Abstract
The first part of this chapter introduces the basic structure of tree-based methods using two examples. First, a classification tree is presented that uses e-mail text characteristics to identify spam. The second example uses a regression tree to estimate structural costs for seismic rehabilitation of various types of buildings. Our main focus in this section is the interpretive value of the resulting models.
This brief introduction is followed by a more detailed look at how these tree models are constructed. In the second section, we describe the algorithm employed by classification and regression tree (CART), a popular commercial software program for constructing trees for both classification and regression problems. In each case, we outline the processes of growing and pruning trees and discuss available options. The section concludes with a discussion of practical issues, including estimating a treeʼs predictive ability, handling missing data, assessing variable importance, and considering the effects of changes to the learning sample.
The third section presents several alternatives to the algorithms used by CART. We begin with a look at one class of algorithms – including QUEST, CRUISE, and GUIDE– which is designed to reduce potential bias toward variables with large numbers of available splitting values. Next, we explore C4.5, another program popular in the artificial-intelligence and machine-learning communities.

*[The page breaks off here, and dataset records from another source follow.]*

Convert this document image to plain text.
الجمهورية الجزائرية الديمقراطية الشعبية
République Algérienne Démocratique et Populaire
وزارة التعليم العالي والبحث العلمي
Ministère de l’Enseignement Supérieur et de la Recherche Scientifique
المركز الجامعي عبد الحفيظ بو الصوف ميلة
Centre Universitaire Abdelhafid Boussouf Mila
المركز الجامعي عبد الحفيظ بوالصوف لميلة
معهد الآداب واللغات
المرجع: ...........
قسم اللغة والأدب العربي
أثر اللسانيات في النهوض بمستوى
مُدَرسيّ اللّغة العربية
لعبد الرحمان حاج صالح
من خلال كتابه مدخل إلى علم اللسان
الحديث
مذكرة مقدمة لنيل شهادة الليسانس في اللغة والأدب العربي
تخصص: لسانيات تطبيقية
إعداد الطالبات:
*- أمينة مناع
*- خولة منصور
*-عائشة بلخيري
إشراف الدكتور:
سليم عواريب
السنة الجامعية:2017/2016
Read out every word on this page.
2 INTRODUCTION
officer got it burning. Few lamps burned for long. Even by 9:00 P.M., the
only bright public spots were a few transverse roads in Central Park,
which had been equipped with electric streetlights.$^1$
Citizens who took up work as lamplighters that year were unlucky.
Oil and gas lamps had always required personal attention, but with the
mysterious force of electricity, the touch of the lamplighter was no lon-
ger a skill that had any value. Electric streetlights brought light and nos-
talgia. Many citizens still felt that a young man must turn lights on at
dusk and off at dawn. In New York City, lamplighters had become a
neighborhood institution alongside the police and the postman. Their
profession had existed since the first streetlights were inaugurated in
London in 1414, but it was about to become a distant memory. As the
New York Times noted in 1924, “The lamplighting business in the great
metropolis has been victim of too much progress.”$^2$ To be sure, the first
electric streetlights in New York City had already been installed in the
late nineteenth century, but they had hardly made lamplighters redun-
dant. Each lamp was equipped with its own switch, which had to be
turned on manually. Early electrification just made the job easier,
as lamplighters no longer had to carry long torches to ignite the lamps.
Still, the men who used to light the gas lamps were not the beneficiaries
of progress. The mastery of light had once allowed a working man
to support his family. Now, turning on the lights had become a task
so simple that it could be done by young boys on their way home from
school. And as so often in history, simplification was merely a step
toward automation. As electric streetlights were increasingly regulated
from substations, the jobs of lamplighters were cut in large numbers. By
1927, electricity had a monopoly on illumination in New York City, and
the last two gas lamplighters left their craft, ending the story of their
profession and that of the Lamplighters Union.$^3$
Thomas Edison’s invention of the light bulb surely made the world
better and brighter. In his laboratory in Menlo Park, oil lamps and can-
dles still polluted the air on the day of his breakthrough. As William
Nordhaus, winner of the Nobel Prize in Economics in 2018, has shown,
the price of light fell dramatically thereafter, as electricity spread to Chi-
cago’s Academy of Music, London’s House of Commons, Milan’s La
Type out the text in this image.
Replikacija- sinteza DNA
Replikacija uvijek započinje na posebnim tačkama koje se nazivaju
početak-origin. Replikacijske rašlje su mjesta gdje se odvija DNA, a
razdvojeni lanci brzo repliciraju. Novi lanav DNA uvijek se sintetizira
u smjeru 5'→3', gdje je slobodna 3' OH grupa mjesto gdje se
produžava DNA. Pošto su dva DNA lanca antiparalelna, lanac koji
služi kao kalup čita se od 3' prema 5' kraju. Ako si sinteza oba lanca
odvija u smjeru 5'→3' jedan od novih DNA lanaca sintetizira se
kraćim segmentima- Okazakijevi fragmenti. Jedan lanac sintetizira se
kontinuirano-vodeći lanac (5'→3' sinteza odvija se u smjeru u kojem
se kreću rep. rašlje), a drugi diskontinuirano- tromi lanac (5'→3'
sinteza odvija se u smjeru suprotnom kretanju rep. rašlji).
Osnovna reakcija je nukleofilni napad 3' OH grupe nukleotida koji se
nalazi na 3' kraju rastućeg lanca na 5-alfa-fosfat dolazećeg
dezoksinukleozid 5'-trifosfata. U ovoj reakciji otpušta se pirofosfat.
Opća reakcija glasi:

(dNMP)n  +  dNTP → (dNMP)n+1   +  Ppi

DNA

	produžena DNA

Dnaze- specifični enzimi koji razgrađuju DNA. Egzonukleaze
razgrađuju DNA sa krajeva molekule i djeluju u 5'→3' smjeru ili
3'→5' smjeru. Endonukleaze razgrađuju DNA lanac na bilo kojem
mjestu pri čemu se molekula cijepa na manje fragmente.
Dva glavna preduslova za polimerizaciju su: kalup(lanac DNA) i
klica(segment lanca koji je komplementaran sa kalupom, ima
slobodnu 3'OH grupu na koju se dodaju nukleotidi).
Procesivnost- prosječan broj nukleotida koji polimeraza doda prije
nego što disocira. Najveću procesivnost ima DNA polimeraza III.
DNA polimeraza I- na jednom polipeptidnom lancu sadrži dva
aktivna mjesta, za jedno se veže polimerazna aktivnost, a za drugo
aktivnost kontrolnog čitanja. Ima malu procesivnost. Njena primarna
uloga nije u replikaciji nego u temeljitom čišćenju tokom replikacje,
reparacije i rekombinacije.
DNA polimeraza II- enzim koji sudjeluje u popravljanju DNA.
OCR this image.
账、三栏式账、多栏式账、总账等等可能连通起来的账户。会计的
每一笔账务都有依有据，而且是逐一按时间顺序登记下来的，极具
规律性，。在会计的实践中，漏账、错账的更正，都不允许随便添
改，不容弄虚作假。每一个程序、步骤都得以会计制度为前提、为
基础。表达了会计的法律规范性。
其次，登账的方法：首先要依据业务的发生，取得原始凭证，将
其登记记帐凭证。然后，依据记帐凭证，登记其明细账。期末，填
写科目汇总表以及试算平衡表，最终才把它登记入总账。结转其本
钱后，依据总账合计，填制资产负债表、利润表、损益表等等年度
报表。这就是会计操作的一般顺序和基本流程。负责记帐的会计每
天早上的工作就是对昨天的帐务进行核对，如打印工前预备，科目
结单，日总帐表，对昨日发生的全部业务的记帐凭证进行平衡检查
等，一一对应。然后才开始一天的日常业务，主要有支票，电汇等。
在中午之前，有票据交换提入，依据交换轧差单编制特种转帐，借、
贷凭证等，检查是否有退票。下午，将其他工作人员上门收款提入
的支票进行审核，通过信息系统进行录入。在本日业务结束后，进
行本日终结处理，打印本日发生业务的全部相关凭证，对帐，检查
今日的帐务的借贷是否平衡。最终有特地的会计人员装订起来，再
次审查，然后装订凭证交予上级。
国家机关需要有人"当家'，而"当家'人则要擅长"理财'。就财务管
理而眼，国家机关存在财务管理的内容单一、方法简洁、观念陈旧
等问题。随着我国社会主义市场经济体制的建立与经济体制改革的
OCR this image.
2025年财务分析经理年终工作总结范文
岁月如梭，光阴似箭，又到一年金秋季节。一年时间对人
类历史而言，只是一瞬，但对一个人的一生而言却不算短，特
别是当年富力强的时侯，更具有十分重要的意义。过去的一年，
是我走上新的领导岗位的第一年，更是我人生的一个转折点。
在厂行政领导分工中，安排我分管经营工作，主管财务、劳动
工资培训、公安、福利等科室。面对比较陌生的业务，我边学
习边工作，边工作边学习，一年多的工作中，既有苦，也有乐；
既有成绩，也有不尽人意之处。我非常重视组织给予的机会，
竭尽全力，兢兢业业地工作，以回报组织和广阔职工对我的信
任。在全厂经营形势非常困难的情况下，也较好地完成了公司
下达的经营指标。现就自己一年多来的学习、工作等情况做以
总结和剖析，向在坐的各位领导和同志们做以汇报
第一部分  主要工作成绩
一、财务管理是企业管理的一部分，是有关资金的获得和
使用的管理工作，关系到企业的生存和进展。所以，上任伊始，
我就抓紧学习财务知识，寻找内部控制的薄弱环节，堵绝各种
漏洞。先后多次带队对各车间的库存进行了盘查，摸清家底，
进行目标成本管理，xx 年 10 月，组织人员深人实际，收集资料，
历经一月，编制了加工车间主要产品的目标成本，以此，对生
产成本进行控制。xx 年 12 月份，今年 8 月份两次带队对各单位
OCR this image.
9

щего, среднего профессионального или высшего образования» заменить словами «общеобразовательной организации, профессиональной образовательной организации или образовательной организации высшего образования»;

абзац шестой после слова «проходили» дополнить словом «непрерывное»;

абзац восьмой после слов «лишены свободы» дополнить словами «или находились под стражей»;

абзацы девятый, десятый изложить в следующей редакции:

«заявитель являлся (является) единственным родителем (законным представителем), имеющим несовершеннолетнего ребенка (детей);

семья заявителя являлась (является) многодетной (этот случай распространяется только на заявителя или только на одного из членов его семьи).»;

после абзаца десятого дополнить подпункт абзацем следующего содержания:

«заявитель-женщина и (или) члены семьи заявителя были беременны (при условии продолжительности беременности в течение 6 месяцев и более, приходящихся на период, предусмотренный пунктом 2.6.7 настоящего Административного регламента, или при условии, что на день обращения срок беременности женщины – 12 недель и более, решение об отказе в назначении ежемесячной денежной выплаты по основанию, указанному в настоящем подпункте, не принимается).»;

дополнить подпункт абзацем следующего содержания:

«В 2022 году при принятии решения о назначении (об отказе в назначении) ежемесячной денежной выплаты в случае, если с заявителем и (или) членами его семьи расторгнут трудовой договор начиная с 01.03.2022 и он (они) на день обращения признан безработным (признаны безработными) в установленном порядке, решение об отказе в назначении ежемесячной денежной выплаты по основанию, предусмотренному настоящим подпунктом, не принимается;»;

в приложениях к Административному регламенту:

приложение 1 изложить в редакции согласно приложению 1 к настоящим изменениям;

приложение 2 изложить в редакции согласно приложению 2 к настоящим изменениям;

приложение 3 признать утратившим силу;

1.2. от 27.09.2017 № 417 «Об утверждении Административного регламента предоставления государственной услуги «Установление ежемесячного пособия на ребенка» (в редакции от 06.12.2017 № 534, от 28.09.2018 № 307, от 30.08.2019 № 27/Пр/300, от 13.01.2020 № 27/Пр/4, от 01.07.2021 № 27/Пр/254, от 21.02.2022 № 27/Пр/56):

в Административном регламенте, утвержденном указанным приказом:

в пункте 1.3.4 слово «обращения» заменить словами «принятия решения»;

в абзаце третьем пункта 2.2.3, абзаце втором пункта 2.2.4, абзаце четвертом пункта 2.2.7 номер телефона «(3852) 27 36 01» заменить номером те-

C4.5 offers the added functionality of converting any tree to a series of decision rules, providing an alternative means of viewing and interpreting its results. Finally, we discuss chi-square automatic interaction detection (CHAID), an early classification-tree construction algorithm used with categorical predictors. The section concludes with a brief comparison of the characteristics of CART and each of these alternative algorithms.
In the fourth section, we discuss the use of ensemble methods for improving predictive ability. Ensemble methods generate collections of trees using different subsets of the training data. Final predictions are obtained by aggregating over the predictions of individual members of these collections. The first ensemble method we consider is boosting, a recursive method of generating small trees that each specialize in predicting cases for which its predecessors perform poorly. Next, we explore the use of random forests, which generate collections of trees based on bootstrap sampling procedures. We also comment on the tradeoff between the predictive power of ensemble methods and the interpretive value of their single-tree counterparts.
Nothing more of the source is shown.